Don’t bother . . .
Messing with Stephen Lang. That dude is a machine.
Hoping to walk away with a massive fortune, a trio of thieves break into the house of a blind man who isn’t as helpless as he seems.
From the creators of the Evil Dead remake. My heart sank. A shambolic monstrosity that should never have happened. Thankfully, I didn’t share the same sentiment with this taut thriller.
The establishing shot hooked me in from the get go. Tension set. However, I did have a little grumble as the story flashed back BUT thankfully writer/director Fede Alvarez didn’t mess about. The film set up the characters and the premise pretty sharpish.
It takes a lot for a premise like this to work when you only have three characters BUT thankfully the cast were perfectly chosen.
We join our trio in the middle of a burglary. I felt my loyalties were tested very early on. Their unlikeable and amateurish antics had me silently rooting for the appropriated titled Blind Man as they robbed and destroyed people’s homes.

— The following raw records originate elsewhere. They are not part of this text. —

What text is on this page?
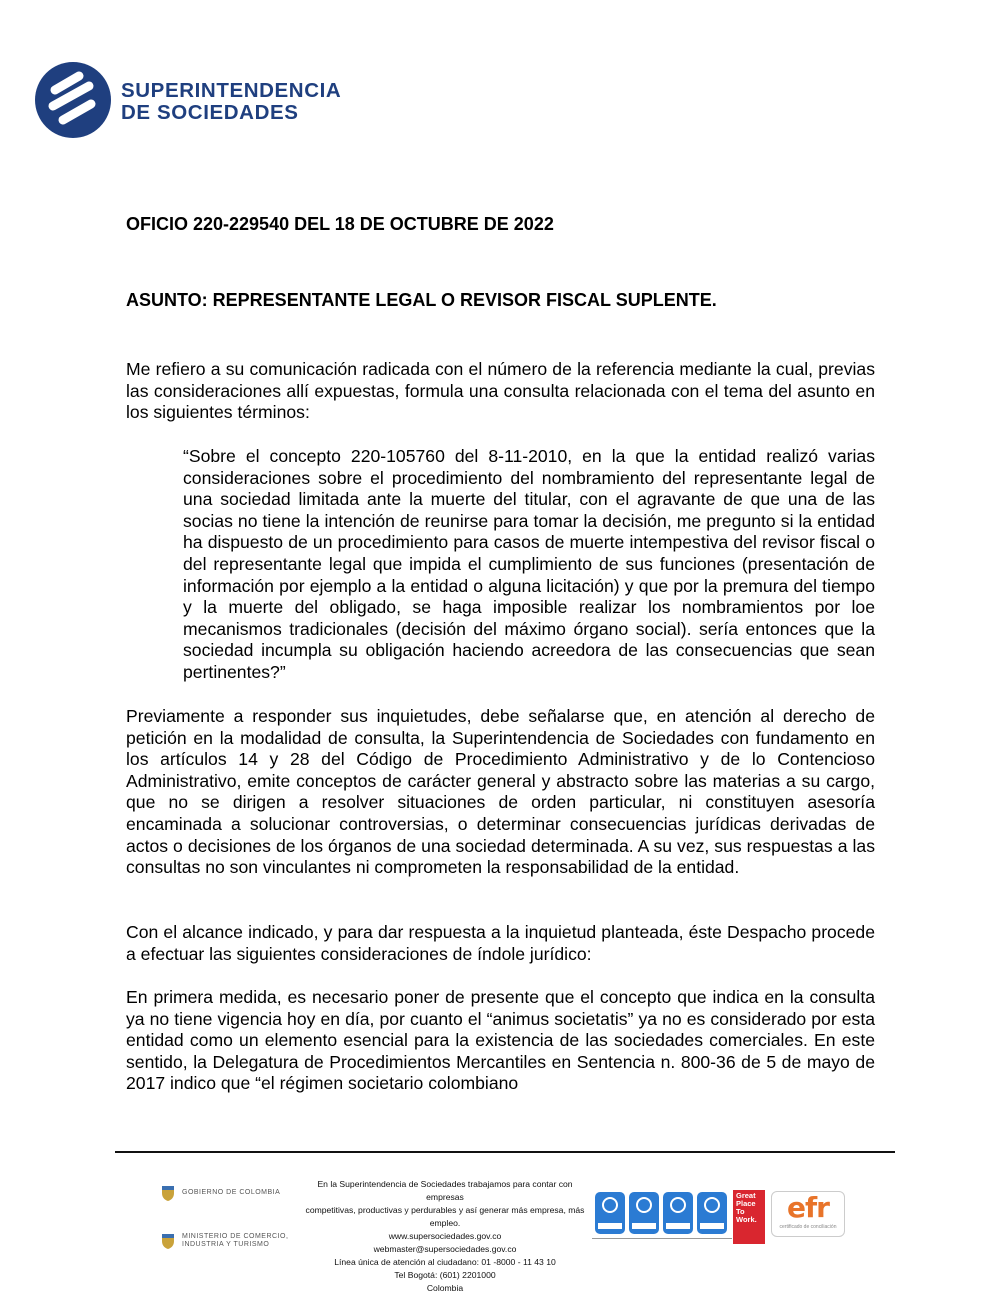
SUPERINTENDENCIA
DE SOCIEDADES
OFICIO 220-229540 DEL 18 DE OCTUBRE DE 2022
ASUNTO: REPRESENTANTE LEGAL O REVISOR FISCAL SUPLENTE.
Me refiero a su comunicación radicada con el número de la referencia mediante la cual, previas las consideraciones allí expuestas, formula una consulta relacionada con el tema del asunto en los siguientes términos:
“Sobre el concepto 220-105760 del 8-11-2010, en la que la entidad realizó varias consideraciones sobre el procedimiento del nombramiento del representante legal de una sociedad limitada ante la muerte del titular, con el agravante de que una de las socias no tiene la intención de reunirse para tomar la decisión, me pregunto si la entidad ha dispuesto de un procedimiento para casos de muerte intempestiva del revisor fiscal o del representante legal que impida el cumplimiento de sus funciones (presentación de información por ejemplo a la entidad o alguna licitación) y que por la premura del tiempo y la muerte del obligado, se haga imposible realizar los nombramientos por loe mecanismos tradicionales (decisión del máximo órgano social). sería entonces que la sociedad incumpla su obligación haciendo acreedora de las consecuencias que sean pertinentes?”
Previamente a responder sus inquietudes, debe señalarse que, en atención al derecho de petición en la modalidad de consulta, la Superintendencia de Sociedades con fundamento en los artículos 14 y 28 del Código de Procedimiento Administrativo y de lo Contencioso Administrativo, emite conceptos de carácter general y abstracto sobre las materias a su cargo, que no se dirigen a resolver situaciones de orden particular, ni constituyen asesoría encaminada a solucionar controversias, o determinar consecuencias jurídicas derivadas de actos o decisiones de los órganos de una sociedad determinada. A su vez, sus respuestas a las consultas no son vinculantes ni comprometen la responsabilidad de la entidad.
Con el alcance indicado, y para dar respuesta a la inquietud planteada, éste Despacho procede a efectuar las siguientes consideraciones de índole jurídico:
En primera medida, es necesario poner de presente que el concepto que indica en la consulta ya no tiene vigencia hoy en día, por cuanto el “animus societatis” ya no es considerado por esta entidad como un elemento esencial para la existencia de las sociedades comerciales. En este sentido, la Delegatura de Procedimientos Mercantiles en Sentencia n. 800-36 de 5 de mayo de 2017 indico que “el régimen societario colombiano
GOBIERNO DE COLOMBIA
MINISTERIO DE COMERCIO,
INDUSTRIA Y TURISMO
En la Superintendencia de Sociedades trabajamos para contar con empresas
competitivas, productivas y perdurables y así generar más empresa, más empleo.
www.supersociedades.gov.co
webmaster@supersociedades.gov.co
Línea única de atención al ciudadano: 01 -8000 - 11 43 10
Tel Bogotá: (601) 2201000
Colombia
Great
Place
To
Work.	efr
certificado de conciliación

As much as you could feel for Rocky’s background (Jane Levy – Evil Dead/Suburgatory) and need to break from the desolate Detroit backdrop; you despised the way she strung along her best friend Alex (Dylan Minette – Goosebumps) and manipulated him to do her bidding.
It made a change to see Minette break away from family movies. He played the conflicted (and tragically “friend-zoned”) Alex well. Torn between pleasing the woman he loves and giving his father a prison sentence after stealing all his client’s files to help in their burglaries.

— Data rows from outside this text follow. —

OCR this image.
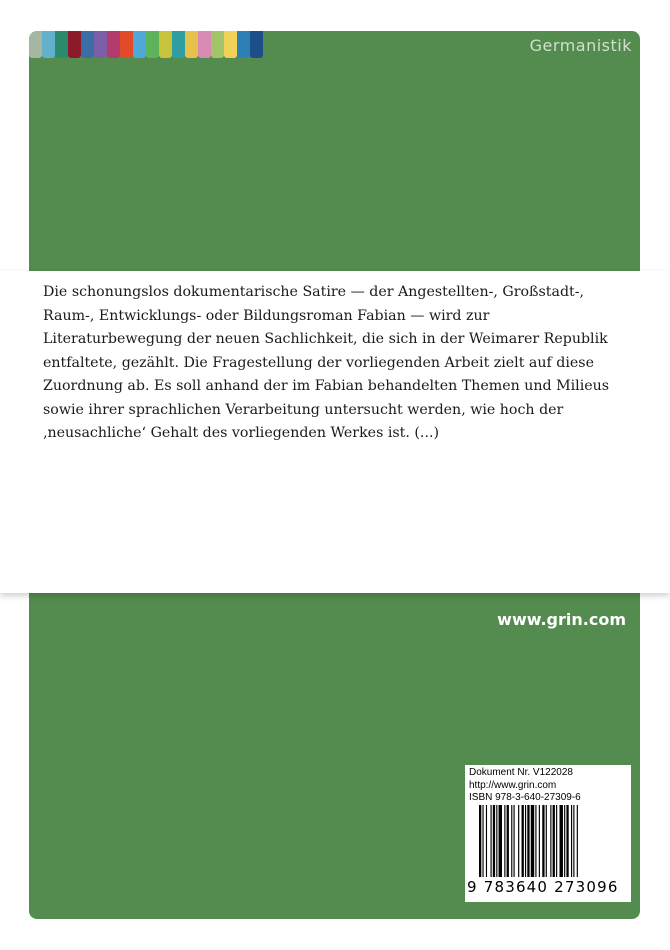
Germanistik

Die schonungslos dokumentarische Satire — der Angestellten-, Großstadt-,
Raum-, Entwicklungs- oder Bildungsroman Fabian — wird zur
Literaturbewegung der neuen Sachlichkeit, die sich in der Weimarer Republik
entfaltete, gezählt. Die Fragestellung der vorliegenden Arbeit zielt auf diese
Zuordnung ab. Es soll anhand der im Fabian behandelten Themen und Milieus
sowie ihrer sprachlichen Verarbeitung untersucht werden, wie hoch der
‚neusachliche‘ Gehalt des vorliegenden Werkes ist. (...)

www.grin.com
Dokument Nr. V122028
http://www.grin.com
ISBN 978-3-640-27309-6
9 783640 273096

For a good 20 minutes, it was a slow burning crime thriller. That was until they received the tip of a lifetime (or so they thought). A blind war veteran sitting on a fortune. Daniel Zovatto was highly annoying as Money. The corn rolled douche. I’m sure that was the point BUT I was actually hoping the big man would wake up as they broke into his home.
The stake out and dull cliched rationalizing did have me fidgeting a little bit. BUT that all changed when Lang (Avatar) was introduced. He was superb. His physical presence, along with those unsettling scarred eyes, freaked me out. From the moment he stumbled onto the scene, I was hooked.

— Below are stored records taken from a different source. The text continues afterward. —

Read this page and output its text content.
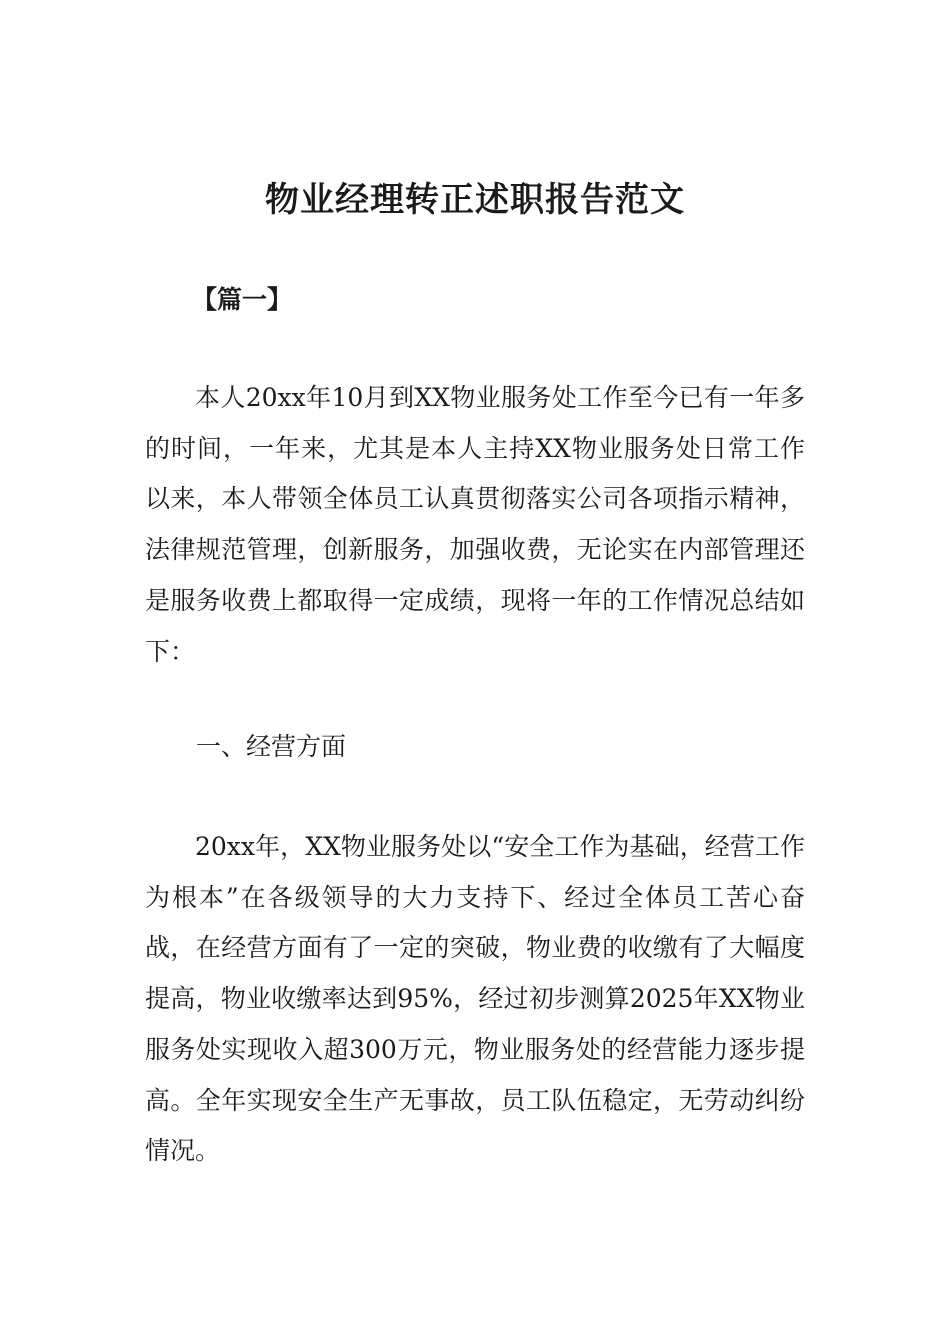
物业经理转正述职报告范文
【篇一】

本人20xx年10月到XX物业服务处工作至今已有一年多的时间，一年来，尤其是本人主持XX物业服务处日常工作以来，本人带领全体员工认真贯彻落实公司各项指示精神，法律规范管理，创新服务，加强收费，无论实在内部管理还是服务收费上都取得一定成绩，现将一年的工作情况总结如下：

一、经营方面

20xx年，XX物业服务处以“安全工作为基础，经营工作为根本”在各级领导的大力支持下、经过全体员工苦心奋战，在经营方面有了一定的突破，物业费的收缴有了大幅度提高，物业收缴率达到95%，经过初步测算2025年XX物业服务处实现收入超300万元，物业服务处的经营能力逐步提高。全年实现安全生产无事故，员工队伍稳定，无劳动纠纷情况。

For a brief moment, I felt more empathy towards the baffled vet. The silence created a perfect atmosphere as the thieves crept around the house avoiding his clutches. I couldn’t help BUT think of that infamous Simpsons episode with Bart and the blind man. Especially when one of them was hiding in the closet.
I tried not to pick at the amateurish mistakes that the gang made. Walking past the only door with a padlock on it and wondering where the fortune was? Hmmm . . .
BUT it did unfold into one of the deadliest games of hide and seek. You could cut the suspense with a knife. The night vision sequence was brilliant as the Blind Man cuts the power to his advantage. Waiting in the darkness for the slightest sound or movement. You could hear a pin drop.
From how the film was advertised, I expected a horror for some reason. And if you were too, I warn you. It isn’t. If anything, I’m glad that it wasn’t. A proper little thriller. Just when I was getting bored of the endless hiding and breath holding, the closing act took an even darker turn and I was transfixed right up until the tense finale.
A great cast, a creepy premise and some perfectly executed suspense ridden sequences makes this one to watch.